Frequently Asked Questions

Why are all my numbers strings in the JSON output?

CSV doesn’t distinguish types – everything is text. JSON output preserves this as strings. For typed JSON, post-process to convert: JavaScript: data.map(row => ({…row, age: Number(row.age)})). The tool doesn’t auto-detect types to avoid mistakes (e.g. ZIP codes look like numbers but should stay as strings).

What if my CSV has embedded commas in some fields?

Use quoted fields: “Hello, World” is treated as one field. The tool handles this correctly. If you have many commas in data, consider tab-delimited (TSV) instead – cleaner.

How do I handle different delimiters?

Use the dropdown: Comma (standard US/UK CSV), Semicolon (European Excel because comma is decimal), Tab (TSV – clean for data with commas), Pipe (some legacy systems). If your data looks misaligned, try a different delimiter.

What about CSV files with BOM or special encoding?
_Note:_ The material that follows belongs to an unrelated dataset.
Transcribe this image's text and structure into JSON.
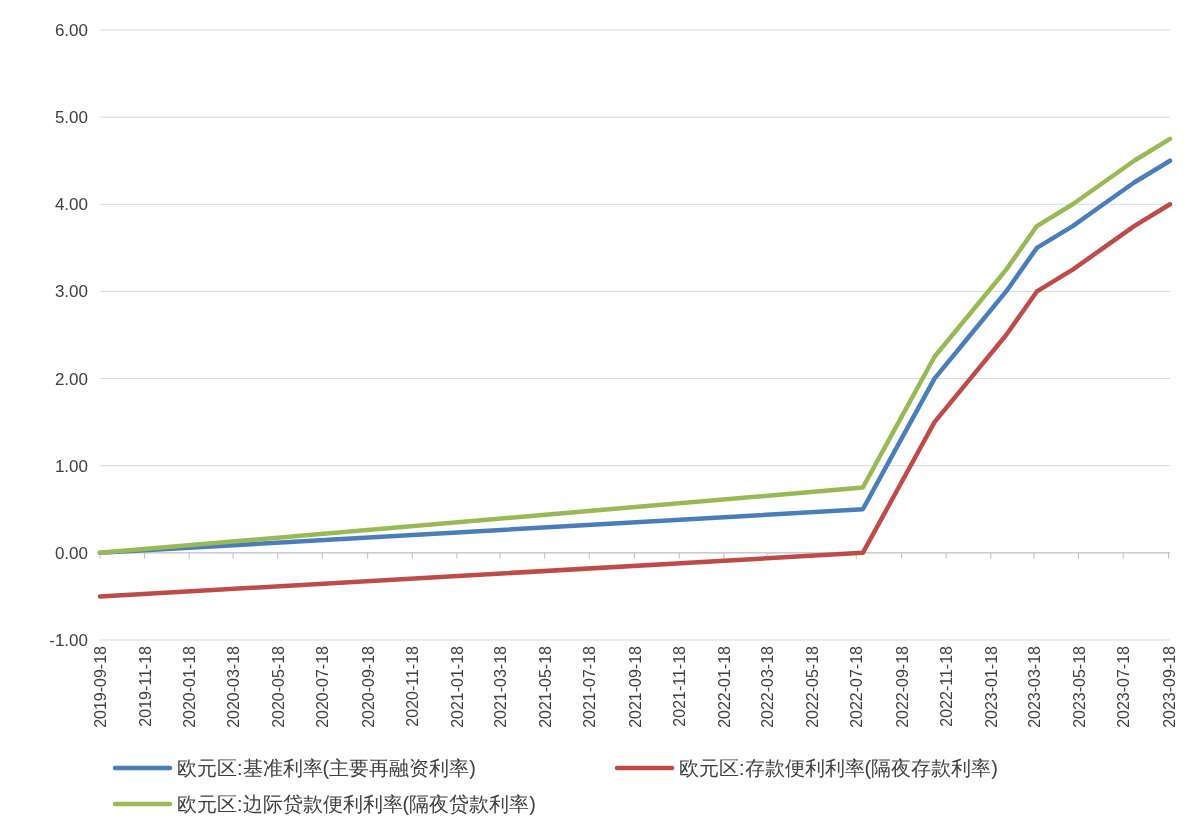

The tool reads UTF-8 (most common). BOM (Byte Order Mark) is stripped automatically. If your CSV is in a different encoding (Windows-1252, ISO-8859-1), convert to UTF-8 first using a tool like Notepad++ (Encoding menu).

Can I convert JSON back to CSV?

Yes – use our JSON to CSV tool. Flat JSON (array of objects with same keys) converts cleanly. Nested JSON loses some structure – JSON’s nesting is more expressive than CSV’s flat tabular format.

What if my CSV file is very large (1+ GB)?

Don’t paste 1+ GB into browser – it’ll crash. For massive files, use streaming tools: Python pandas, command-line jq, or specialized ETL pipelines. This browser tool works best for files under 50 MB.

Why does the output show row arrays instead of objects?

If ‘First row’ is set to ‘Data only (no header)’, output is array of arrays. Toggle to ‘Has headers’ to get array of objects with named fields. Best practice: always include a header row in CSV exports.